SIGNIFICANT RISKS from methane gas remain on a €450 million site in Dublin’s docklands despite an attempt by the owners to get Environmental Protection Agency (EPA) clearance that the lands are safe for development, a former EPA inspector has warned.
The Irish Glass Bottle property in Ringsend is owned by the Dublin Docklands Development Authority (DDDA) together with developer Bernard McNamara and financier Derek Quinlan, using a company called Becbay partly funded by a €288 million loan from Anglo-Irish Bank. Becbay claims the lands have been fully cleaned of the pollutants left by decades of industrial use and should no longer be considered an industrial site. They say it should therefore be free for development.
In March, Becbay applied to the EPA to drop the requirement for an Integrated Pollution Prevention and Control Licence, which was needed during the period of Irish Glass Bottle’s operations on the Ringsend lands since 1994.
In a submission to the EPA, one of its former inspectors, Malcolm Doak, however, warned that 30 per cent methane gas levels exist on the lands and that “a significant gas risk still remains on-site”.

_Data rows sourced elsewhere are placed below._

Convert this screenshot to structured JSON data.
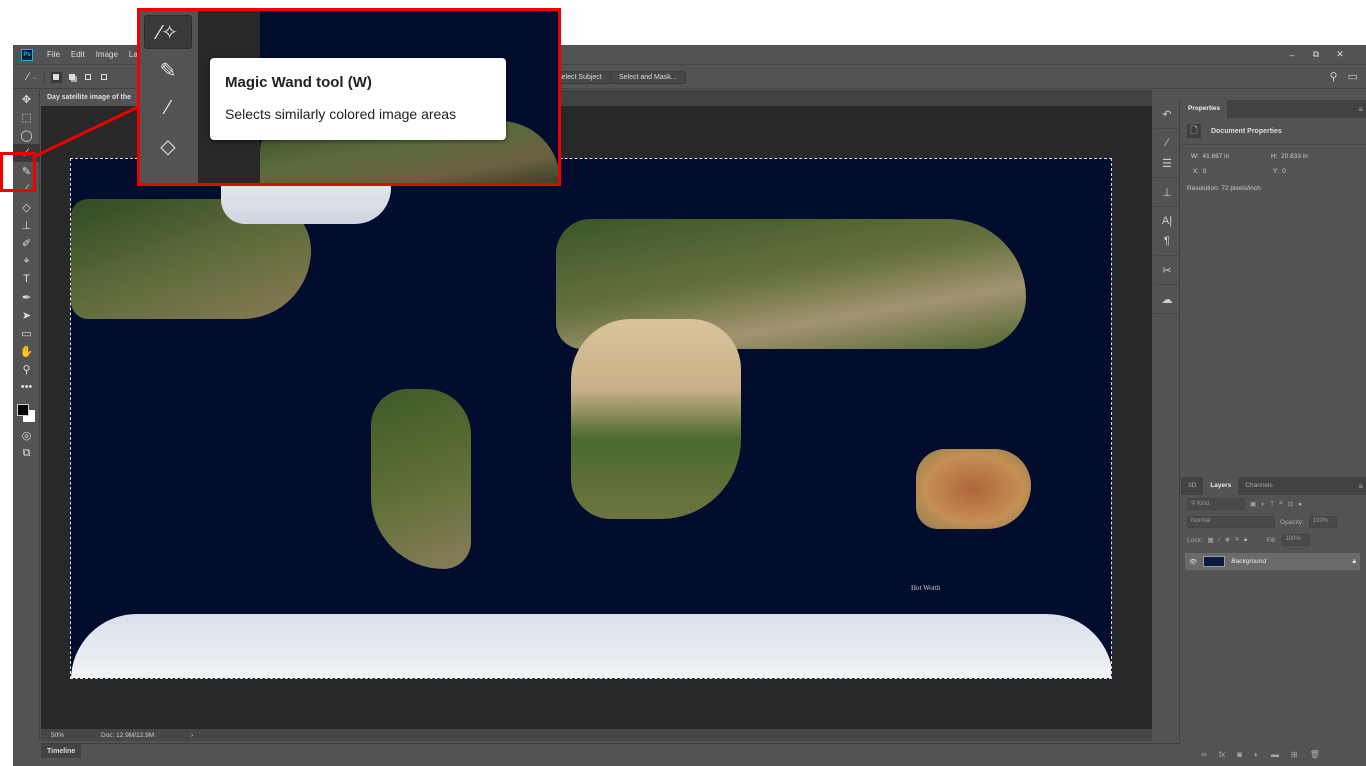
{
  "app": {
    "logo": "Ps",
    "menu": [
      "File",
      "Edit",
      "Image",
      "Layer"
    ],
    "window_controls": {
      "minimize": "–",
      "restore": "⧉",
      "close": "✕"
    }
  },
  "options_bar": {
    "tool_icon": "magic-wand-icon",
    "select_subject": "Select Subject",
    "select_and_mask": "Select and Mask..."
  },
  "document": {
    "tab_title": "Day satellite image of the",
    "zoom": "50%",
    "doc_size": "Doc: 12.9M/12.9M",
    "status_arrow": "›",
    "canvas_label": "Hot Worth"
  },
  "tools": [
    {
      "name": "move",
      "glyph": "✥"
    },
    {
      "name": "marquee",
      "glyph": "⬚"
    },
    {
      "name": "lasso",
      "glyph": "◯"
    },
    {
      "name": "magic-wand",
      "glyph": "⁄",
      "active": true
    },
    {
      "name": "eyedropper",
      "glyph": "✎"
    },
    {
      "name": "brush",
      "glyph": "⁄"
    },
    {
      "name": "paint-bucket",
      "glyph": "◇"
    },
    {
      "name": "clone-stamp",
      "glyph": "⊥"
    },
    {
      "name": "eraser",
      "glyph": "✐"
    },
    {
      "name": "burn",
      "glyph": "⌖"
    },
    {
      "name": "type",
      "glyph": "T"
    },
    {
      "name": "pen",
      "glyph": "✒"
    },
    {
      "name": "path-selection",
      "glyph": "➤"
    },
    {
      "name": "rectangle",
      "glyph": "▭"
    },
    {
      "name": "hand",
      "glyph": "✋"
    },
    {
      "name": "zoom",
      "glyph": "⚲"
    },
    {
      "name": "more",
      "glyph": "•••"
    }
  ],
  "callout": {
    "tooltip_title": "Magic Wand tool (W)",
    "tooltip_desc": "Selects similarly colored image areas"
  },
  "properties": {
    "tab": "Properties",
    "section": "Document Properties",
    "w_label": "W:",
    "w_value": "41.667 in",
    "h_label": "H:",
    "h_value": "20.833 in",
    "x_label": "X:",
    "x_value": "0",
    "y_label": "Y:",
    "y_value": "0",
    "resolution": "Resolution: 72 pixels/inch"
  },
  "layers_panel": {
    "tabs": [
      "3D",
      "Layers",
      "Channels"
    ],
    "active_tab": "Layers",
    "filter_placeholder": "Kind",
    "blend_mode": "Normal",
    "opacity_label": "Opacity:",
    "opacity_value": "100%",
    "lock_label": "Lock:",
    "fill_label": "Fill:",
    "fill_value": "100%",
    "layers": [
      {
        "name": "Background",
        "visible": true,
        "locked": true
      }
    ]
  },
  "timeline": {
    "label": "Timeline"
  },
  "colors": {
    "accent_red": "#ee0000",
    "ps_blue": "#31a8ff",
    "canvas_ocean": "#020d2e"
  }
}
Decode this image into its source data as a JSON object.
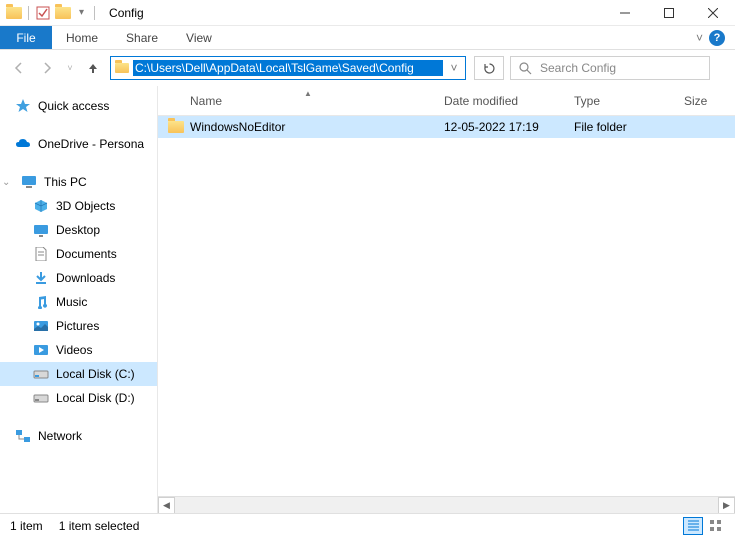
{
  "window": {
    "title": "Config"
  },
  "ribbon": {
    "file": "File",
    "tabs": [
      "Home",
      "Share",
      "View"
    ]
  },
  "address": {
    "path": "C:\\Users\\Dell\\AppData\\Local\\TslGame\\Saved\\Config"
  },
  "search": {
    "placeholder": "Search Config"
  },
  "navpane": {
    "quick_access": "Quick access",
    "onedrive": "OneDrive - Persona",
    "this_pc": "This PC",
    "items": [
      "3D Objects",
      "Desktop",
      "Documents",
      "Downloads",
      "Music",
      "Pictures",
      "Videos",
      "Local Disk (C:)",
      "Local Disk (D:)"
    ],
    "network": "Network"
  },
  "columns": {
    "name": "Name",
    "date": "Date modified",
    "type": "Type",
    "size": "Size"
  },
  "files": [
    {
      "name": "WindowsNoEditor",
      "date": "12-05-2022 17:19",
      "type": "File folder",
      "size": ""
    }
  ],
  "status": {
    "count": "1 item",
    "selected": "1 item selected"
  }
}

Urging the EPA not to agree to the surrender of the licence, Mr Doak said a decision to do otherwise would “set a new precedent for contaminated land remediation in Ireland”.
Arup Consulting Engineers produced a report for Becbay in March, which declared that “all vestiges” of the Irish Glass Bottle operations have been removed from the site, and that the lands are in “a satisfactory state”.
In a letter to the EPA’s office of environmental enforcement, Arup director Niamh O’Sullivan said Arup’s report “provides an independent closure audit for the facility”. Ms O’Sullivan is also a director of the DDDA.
Space created under car-parking spaces and other services would “create a wide and ventilated physical barrier” between polluted lands “and the future habitable spaces of the new development.
This option allowed for leaving deeper deposits of the legacy landfill in place, hence reducing the quantity of waste that required export and disposal,” said the report.
Meanwhile, difficulties in deciding on valuations of properties and assets owned by the DDDA have delayed the submission of the body’s accounts to Minister for the Environment John Gormley.
The accounts, once published, are likely to put the State body into deficit for the first time, reflecting heavy losses sustained on the €450 million Irish Glass Bottle deal – one of the biggest deals of the property boom.
The authority’s then chief executive, Paul Maloney (who resigned on Tuesday night), promised the Oireachtas Committee on Environment last February to publish the accounts by the end of June “at the latest”. “They are definitely delayed. They won’t be published until the autumn,” an authority spokesman told The Irish Times.
“The docklands authority’s accounts for the year 2008, which will include valuations for the authority’s property and development assets are currently being prepared and will be submitted to the Minister for Environment, Heritage Local Government in autumn 2009. The annual report on activities for 2008 has already been submitted,” the authority said in a formal statement.
Fine Gael TD Phil Hogan, in a letter to authority chairman UCD professor Niamh Brennan, demanded full details of the retirement agreement reached with Mr Maloney, whose term of office ran until the middle of next year.
“I noted your statement regarding the early retirement of your chief executive Paul Maloney on July 29th ,2009. I am seeking to establish the terms of his retirement and his financial settlement. I am also interested in your reference to the challenges facing the DDDA that lie ahead,” wrote Mr Hogan.
“During the course of the committee meeting last February, it was clear that there were concerns regarding good corporate governance. Could you indicate if you have addressed the concerns raised and if you will seek to ensure that the board of the DDDA implements new procedures in respect of its decision-making?” he asked.